The project includes demonstration sites in Romania, Spain, Portugal, Italy, Belgium and England, as well as a so-called lighthouse cluster in Sweden which consists of Göteborgs energi and Varbergs energi. These sites have contributed with good examples of practical solutions, both technically and commercially.

Based on this input, IVL, which is responsible for developing business models for the demo sites, has listed common obstacles that stand in the way of residual heat cooperation. One of the reports shows how agreements can be designed to overcome these. For example, one of these obstacles is the high investment costs for pipelines and other technologies incurred at the beginning of a collaborative project.

– It is crucial to be able to demonstrate an economic model in which all the parties involved benefit, and where they also are provided with long-term security through the agreements they sign up for. We want to highlight business arrangements that can be used when the partners have completely different requirements for payoff time, is often the case when the contracting parties are both privately and publicly owned, says Sofia Klugman.

Sometimes it is difficult for companies invest outside their core business. In this case they may need to involve a third party, e.g., an energy company able to assume responsibility for the design and operation of the heating or cooling network and other related equipment.

Varying prerequisites

From a European perspective, this is also very much about increasing understanding of the various stakeholder systems in order to move forward with solutions. So What embraces 20 partners in nine countries. Among them, only Sweden and Romania already have some form of district heating infrastructure, but even in these two countries, district cooling is scantily implemented although it has great potential.

– In the countries where this infrastructure is lacking, the challenges are even greater. Here there is often a lack of both a regulatory framework and local expertise for laying pipelines. A new way of thinking about business arrangements may also be needed when there is no major district heating player in the equation. For several of the demo sites in the project, it is also a question of delivering heat and cooling to big individual customers, such as hospitals or airports, rather than targeting urban development, says Sofia Klugman.

From a European perspective, Sweden is unique because we are not dependent on natural gas, like many other countries. Sweden is also a world leader when it comes to using industrial surplus heat. Eight per cent of Sweden's heating needs are supplied in this way. In other countries, competition with low natural gas prices may make it difficult to introduce alternative forms of heating, even if there is a political will to become less dependent on natural gas.

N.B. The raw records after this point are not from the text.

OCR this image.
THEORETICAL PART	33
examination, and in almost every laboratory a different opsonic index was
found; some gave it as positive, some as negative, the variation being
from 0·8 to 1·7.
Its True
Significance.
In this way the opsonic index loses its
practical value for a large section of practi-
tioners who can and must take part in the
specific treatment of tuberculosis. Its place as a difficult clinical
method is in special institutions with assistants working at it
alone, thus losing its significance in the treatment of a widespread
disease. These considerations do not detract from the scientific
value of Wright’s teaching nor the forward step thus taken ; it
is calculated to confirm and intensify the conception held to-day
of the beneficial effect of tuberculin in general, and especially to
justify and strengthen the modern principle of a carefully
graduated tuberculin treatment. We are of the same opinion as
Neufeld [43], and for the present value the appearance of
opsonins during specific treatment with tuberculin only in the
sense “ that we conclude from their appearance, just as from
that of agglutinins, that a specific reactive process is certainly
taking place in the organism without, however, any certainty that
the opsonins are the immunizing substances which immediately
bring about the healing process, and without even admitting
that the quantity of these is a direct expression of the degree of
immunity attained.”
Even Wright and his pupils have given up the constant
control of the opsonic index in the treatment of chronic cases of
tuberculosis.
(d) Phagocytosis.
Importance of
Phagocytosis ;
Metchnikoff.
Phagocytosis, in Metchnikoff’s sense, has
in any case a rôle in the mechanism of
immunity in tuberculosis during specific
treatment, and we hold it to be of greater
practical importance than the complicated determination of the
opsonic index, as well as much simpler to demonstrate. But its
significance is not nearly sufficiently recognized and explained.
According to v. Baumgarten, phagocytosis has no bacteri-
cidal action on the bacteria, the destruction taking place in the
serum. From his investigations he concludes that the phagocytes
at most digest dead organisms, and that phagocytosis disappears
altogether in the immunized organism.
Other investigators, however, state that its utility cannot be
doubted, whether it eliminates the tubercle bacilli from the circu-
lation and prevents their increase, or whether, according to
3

The So What initiative is now attempting to identify risks associated with business plans, carry out cost and benefit analyses for the demo sites and proposals as to how business plans can be integrated into a digital tool that is under development.

The reports can be downloaded here

Report on current barriers to industrial WH/C recovery and exploitation

Report on current Contractual Arrangements for WH/C exploitation

For more information, please contact:
Sofia Klugman, sofia.klugman@ivl.se, +46(0)10-788 67 17

So What spans demonstration sites in six countries: In Sweden, the Värö pulp mill in Varberg and the Preem and ST1 refineries in Gothenburg. In Spain, a pulp mill, in Portugal, a waste incineration plant, in Italy, a distillery, in Belgium, a chemical industry, materials recycling and incineration, in England, the steel industry and in Romania a refinery and smaller local industries such as a bakery and a building materials manufacturer.